Ambassadors have no authority to make policy decisions and can be changed any time.
Today it is possible to set up a political system based on the principle :
EVERY CITIZEN CAN PROPOSE, AND VOTE ON, EVERY POLITICAL DECISION.
This direct rule by the entire citizenry, can be named: Auto-narchy, meaning self - rule.
Electronic communication today can turn the whole country into a Parliament.
Physical presence is irrelevant, electronic presence is what matters.
Decision-making by representatives is obsolete.
Every citizen can be electronically present at every decision.

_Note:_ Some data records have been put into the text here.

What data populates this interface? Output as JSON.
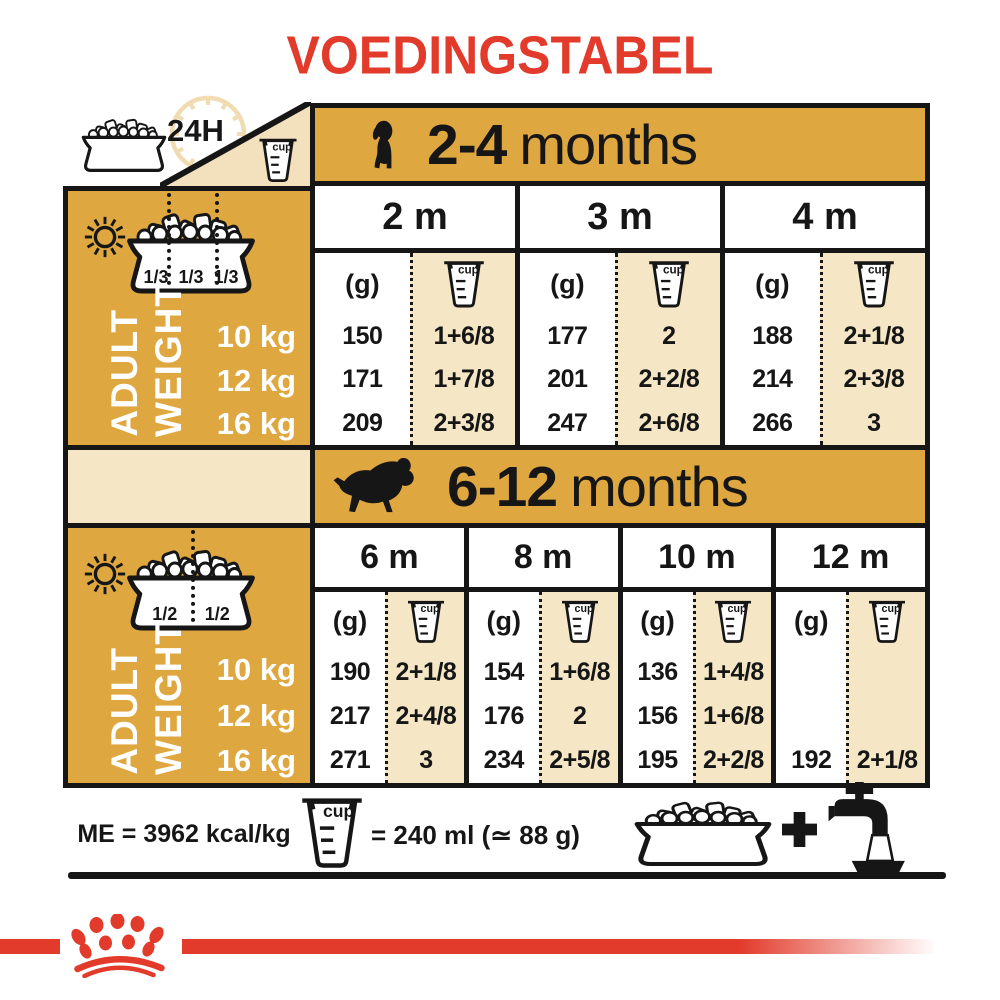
{
  "title": "VOEDINGSTABEL",
  "colors": {
    "red": "#E23B2B",
    "gold": "#DFA740",
    "cream": "#F5E7C6",
    "ink": "#161616"
  },
  "corner": {
    "hours": "24H"
  },
  "labels": {
    "cup_word": "cup",
    "grams_unit": "(g)",
    "adult": "ADULT",
    "weight": "WEIGHT"
  },
  "sections": [
    {
      "age_bold": "2-4",
      "age_rest": "months",
      "fractions": [
        "1/3",
        "1/3",
        "1/3"
      ],
      "weights": [
        "10 kg",
        "12 kg",
        "16 kg"
      ],
      "columns": [
        {
          "month": "2 m",
          "grams": [
            "150",
            "171",
            "209"
          ],
          "cups": [
            "1+6/8",
            "1+7/8",
            "2+3/8"
          ]
        },
        {
          "month": "3 m",
          "grams": [
            "177",
            "201",
            "247"
          ],
          "cups": [
            "2",
            "2+2/8",
            "2+6/8"
          ]
        },
        {
          "month": "4 m",
          "grams": [
            "188",
            "214",
            "266"
          ],
          "cups": [
            "2+1/8",
            "2+3/8",
            "3"
          ]
        }
      ]
    },
    {
      "age_bold": "6-12",
      "age_rest": "months",
      "fractions": [
        "1/2",
        "1/2"
      ],
      "weights": [
        "10 kg",
        "12 kg",
        "16 kg"
      ],
      "columns": [
        {
          "month": "6 m",
          "grams": [
            "190",
            "217",
            "271"
          ],
          "cups": [
            "2+1/8",
            "2+4/8",
            "3"
          ]
        },
        {
          "month": "8 m",
          "grams": [
            "154",
            "176",
            "234"
          ],
          "cups": [
            "1+6/8",
            "2",
            "2+5/8"
          ]
        },
        {
          "month": "10 m",
          "grams": [
            "136",
            "156",
            "195"
          ],
          "cups": [
            "1+4/8",
            "1+6/8",
            "2+2/8"
          ]
        },
        {
          "month": "12 m",
          "grams": [
            "",
            "",
            "192"
          ],
          "cups": [
            "",
            "",
            "2+1/8"
          ]
        }
      ]
    }
  ],
  "legend": {
    "me": "ME = 3962 kcal/kg",
    "cup_equiv": "= 240 ml (≃ 88 g)",
    "plus": "+"
  }
}
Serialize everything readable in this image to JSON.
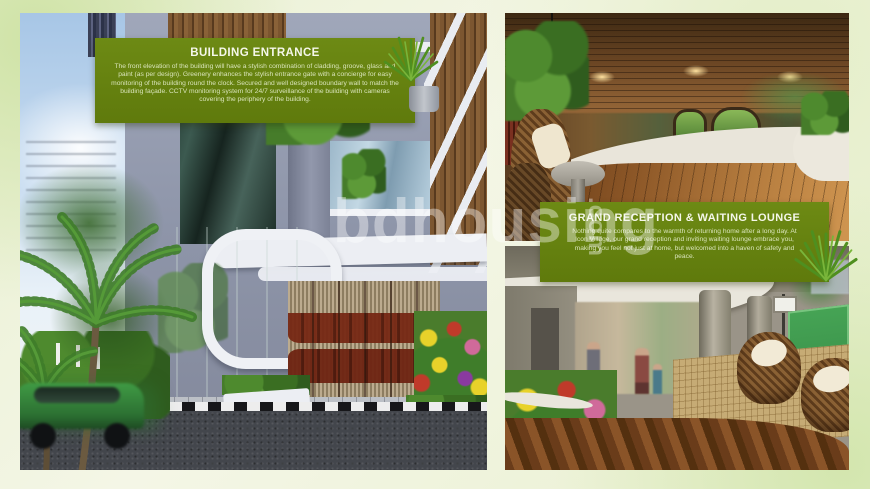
{
  "watermark": {
    "main": "bdhousing",
    "suffix": ".com"
  },
  "callouts": [
    {
      "title": "BUILDING ENTRANCE",
      "body": "The front elevation of the building will have a stylish combination of cladding, groove, glass and paint (as per design). Greenery enhances the stylish entrance gate with a concierge for easy monitoring of the building round the clock. Secured and well designed boundary wall to match the building façade. CCTV monitoring system for 24/7 surveillance of the building with cameras covering the periphery of the building."
    },
    {
      "title": "GRAND RECEPTION & WAITING LOUNGE",
      "body": "Nothing quite compares to the warmth of returning home after a long day. At Icon Village, our grand reception and inviting waiting lounge embrace you, making you feel not just at home, but welcomed into a haven of safety and peace."
    }
  ],
  "photos": [
    {
      "name": "building-entrance-exterior"
    },
    {
      "name": "grand-reception-interior"
    },
    {
      "name": "ground-floor-lounge"
    }
  ],
  "colors": {
    "accent_green": "#66810f",
    "page_background": "#eef2da",
    "watermark_white": "rgba(255,255,255,0.40)"
  }
}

All can vote on any issue of State, Work, Education.
This was impossible in Bakunin's day but is possible today in many countries.
Auto-narchy must be applied to work and to education.
Employees must make all decisions concerning their work on a national, regional, and local level.
Educational staff with students and their parents must make all decisions on education on national, regional, and local, level.
This is not A - NARCHY but AUTO - NARCHY.
The State exists but is run by ALL citizens - directly - not via representatives.
Kropotkin would have liked the idea. Bakunin too, maybe even Marx.






WHAT IS TO BE DONE ?

If the ideas in this pamphlet appeal to you and you wish to help implement Auto-narchy here is what you can do.
1.
Find other people interested in these ideas and discuss the ideas together.
2.
Think Globally, act locally.
Set up your own local Committee for DirectDemocracy (CDD).
Locality can be geographic, occupational, or electronic (via Internet), whichever.
3.
Your committee should meet regularly, finance itself, discuss any issue it likes, suggest autonarchic solutions to actual problems, and implement them.
4.
Publicize your ideas in every way possible, in print, on radio or TV , on the Internet, in oral discussions with friends, workmates, pupils, students, etc.
5.
Be self-reliant but establish contact with other CDDs. Help create new CDDs.
6.
When a number of CDDs emerge call for a local, regional, national, or international, conference, to coordinate activities, to learn from each other's experience, and to assist autonarchists and CDDs who need help.
All CDDs should work to create a WORLD AUTONARCHIC MOVEMENT.
7.
An Autonarchic Movement must not be organized like traditional Parties.
It must not have an Executive Committee which makes decisions on behalf of others. It should have a coordinating committee to facilitate coordination between CDDs and to exchange ideas between CDDs but, every CDD is free to accept or reject proposals of a Coordinating Committee.
Proposals of a Coordinating Committee are welcome but not binding.
Never lose sight of the basic Autonarchic priority principle:
'Needs of the many must be attended before needs of the few'.
Don't be self-centred. Do not allow local needs dominate global ones.
8.
An Autonarchic organization has no leadership, either personal or communal.
It is an embryonic forerunner of the political system it strives to create.
Political systems are like their creators. Means shape ends in their image.
Relations between members of a DD movement should be like those they wish to see between members of an autonarchic society. So too should be the way every CDD, and the movement, function.
9.
There is no need to wait until Auto-narchy is implemented everywhere.
In small domains Auto-narchy can be implemented without magnetic cards.
If it is possible to implement Auto-narchy locally, in a firm, a school, a village, town, or borough, DO IT. Be prepared for stiff resistance.
Experience gained from such cases will be of use to other CDDs.
10.
Keep your sense of humour. Grim politics produce grim results.
Don't just criticize, suggest autonarchic solutions to social and political problems.
Activate your creativity but keep your feet on the ground.
Do not be deterred by those saying your proposals will not work.
Great authorities insisted people will never be able to fly through the air, land on the moon, utilise atomic energy, cure infertilty, change hereditary traits, etc.
All were proved wrong. In politics 'impossible' is often a substitute for 'undesirable'.
Check out if those saying Auto-narchy is impossible desire it.